Portanto, um teste de transferência crível deve examinar tanto a compatibilidade técnica quanto o desempenho de missão. Carregar o software é apenas o primeiro passo. O agente deve manter um comportamento seguro enquanto se adapta a diferentes restrições de velocidade, alcance, sensoriamento e carga útil.
A resposta competitiva da indústria também será importante. Empresas de estruturas aeronáuticas buscarão provar que suas plataformas oferecem suporte a múltiplos pacotes de autonomia. Fornecedores de IA enfatizarão resultados de simulação, mas evidências de voos reais se tornarão o parâmetro de comparação mais valioso.
As decisões de aquisição revelarão se o governo acredita em seus próprios dados de teste. Se agentes VENOM bem-sucedidos entrarem em experimentos de CCA por meio de interfaces compartilhadas, o programa terá influenciado mais do que a pesquisa. Ele terá mudado a forma como a autonomia chega a uma aeronave operacional.
Também há sinais que enfraqueceriam o argumento. Longos intervalos entre marcos de voo podem indicar problemas de integração ou segurança. A dependência contínua de um único agente especializado levantaria dúvidas sobre a prometida linha de testes.
A ausência de dados divulgados sobre intervenções deixaria outra lacuna.
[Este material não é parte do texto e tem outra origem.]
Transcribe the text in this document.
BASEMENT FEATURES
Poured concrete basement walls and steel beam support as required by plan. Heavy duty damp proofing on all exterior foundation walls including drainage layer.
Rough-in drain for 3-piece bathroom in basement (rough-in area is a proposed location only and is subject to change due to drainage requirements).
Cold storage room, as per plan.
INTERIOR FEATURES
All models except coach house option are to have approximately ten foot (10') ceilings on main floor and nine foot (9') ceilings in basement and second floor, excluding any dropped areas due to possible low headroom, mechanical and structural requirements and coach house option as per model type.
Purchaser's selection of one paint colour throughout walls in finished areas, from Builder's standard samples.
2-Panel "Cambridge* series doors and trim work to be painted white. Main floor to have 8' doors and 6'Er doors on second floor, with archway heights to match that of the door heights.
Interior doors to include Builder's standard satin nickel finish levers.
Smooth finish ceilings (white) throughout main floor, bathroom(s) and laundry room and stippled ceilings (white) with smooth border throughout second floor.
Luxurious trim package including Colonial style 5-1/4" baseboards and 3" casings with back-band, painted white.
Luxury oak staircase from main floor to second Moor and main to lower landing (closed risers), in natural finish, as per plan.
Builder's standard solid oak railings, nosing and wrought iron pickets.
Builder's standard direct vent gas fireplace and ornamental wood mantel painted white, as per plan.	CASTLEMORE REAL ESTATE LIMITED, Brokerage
Programas classificados não podem publicar todos os resultados, mas medidas agregadas de segurança e confiabilidade ainda podem mostrar se a tecnologia está amadurecendo. Sem elas, as alegações públicas continuarão difíceis de avaliar.
Os desenvolvedores devem se importar porque VENOM testa ideias conhecidas de sistemas de agentes civis sob condições excepcionalmente rigorosas. Portabilidade de modelos, observabilidade, substituição humana, testes adversariais e autoridade limitada são problemas de design de software que vão muito além da aviação militar.
Compradores empresariais devem observar a mesma lição. Uma demonstração bem-sucedida não equivale a uma implantação confiável. As organizações precisam de interfaces que restrinjam a autoridade dos agentes, registros que reconstruam decisões e avaliações que reflitam condições operacionais reais.
Profissionais do conhecimento e usuários de IA também devem resistir à manchete simplista de que uma IA pilotou um caça. A história mais relevante diz respeito ao sistema ao redor. Supervisão humana, controles modulares, instrumentação de testes e validação em etapas tornaram o voo possível.
A DARPA ultrapassou um marco significativo de engenharia ao conectar um agente de IA a uma aeronave modificada da frota. O próximo marco é mais difícil. A agência precisa demonstrar que múltiplos agentes podem continuar úteis, compreensíveis e controláveis quando o ambiente deixa de colaborar.
Acompanhe o próximo voo com múltiplas aeronaves, as primeiras métricas públicas de desempenho e a primeira transferência confiável para um teste de CCA. Esses eventos revelarão se o F-16 controlado por IA está se tornando uma infraestrutura militar escalável ou permanecendo uma plataforma de pesquisa impressionante.